Solas, borrachas y peleadas


Irene

Viñeta de LINDA GALMOR

Por Jesús Lillo (ABC) / Leído en «Cosas d euna bailarina» / Con esto de la reasignación de la estación de Atocha -ahora Almudena-, el feminismo corre el riesgo de dividirse aún más y quedar parcialmente, valga la redundancia y el despiste, en la catedral de Madrid para emprender por separado la marcha del 8-M, según la metodología clásica de las columnas revolucionarias.

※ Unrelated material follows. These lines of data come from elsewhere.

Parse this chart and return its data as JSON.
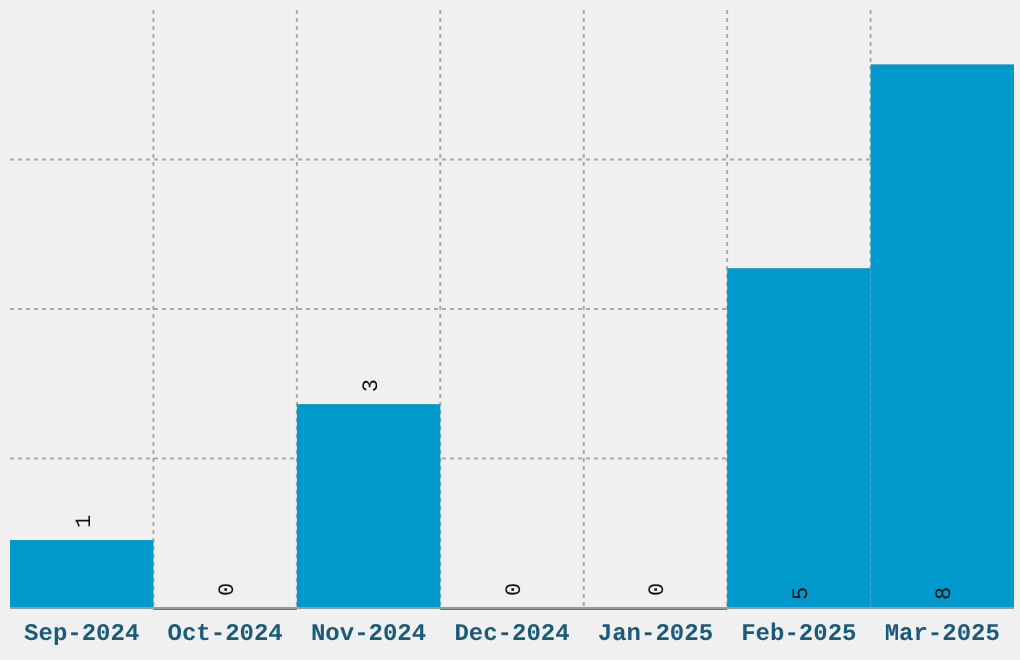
{
  "chart_data": {
    "type": "bar",
    "categories": [
      "Sep-2024",
      "Oct-2024",
      "Nov-2024",
      "Dec-2024",
      "Jan-2025",
      "Feb-2025",
      "Mar-2025"
    ],
    "values": [
      1,
      0,
      3,
      0,
      0,
      5,
      8
    ],
    "color": "#0099cc",
    "data_labels": true,
    "ylim": [
      0,
      8.8
    ],
    "yticks": [
      {
        "value": 2.2,
        "label": null
      },
      {
        "value": 4.4,
        "label": null
      },
      {
        "value": 6.6,
        "label": null
      }
    ],
    "tick_labels": "x",
    "grid": true
  }
}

A Irene Montero, caudilla por la gracia de Iglesias, se le ha ocurrido convertir el pasacalles de este año en un ‘No a la guerra’, sin explicitar si hay que ir contra la guerra de Sánchez, la de Putin, la de Zelenski o la de la Yolanda, por no ir más lejos. Con el PP lo tenían más claro.

La guerra ahora es una abstracción sin apellidos que oculta la contradicción de estar en un Gobierno militarista y sumiso a la OTAN y no dimitir.

La Alianza contra el Borrado de las Mujeres -facción sociofeminista, de corte ortodoxo, planta de señoras, sección de rebequitas, enfrentada al gatuperio genital de Montero- acusa a la ministra de Soledades y Borracheras de sacar la pancarta del ‘No a la guerra’ para tapar las vergüenzas de su ofensiva contra el feminismo de toda la vida, sin percatarse de la cantidad de causas extrasexuales -anticapitalismo y derivados- que tradicionalmente han confluido en una cabalgata en la que las mujeres no pasaban de ser figurantes, rehenes y excusa de un desahogo muy transgénero, más sectario que anatómico.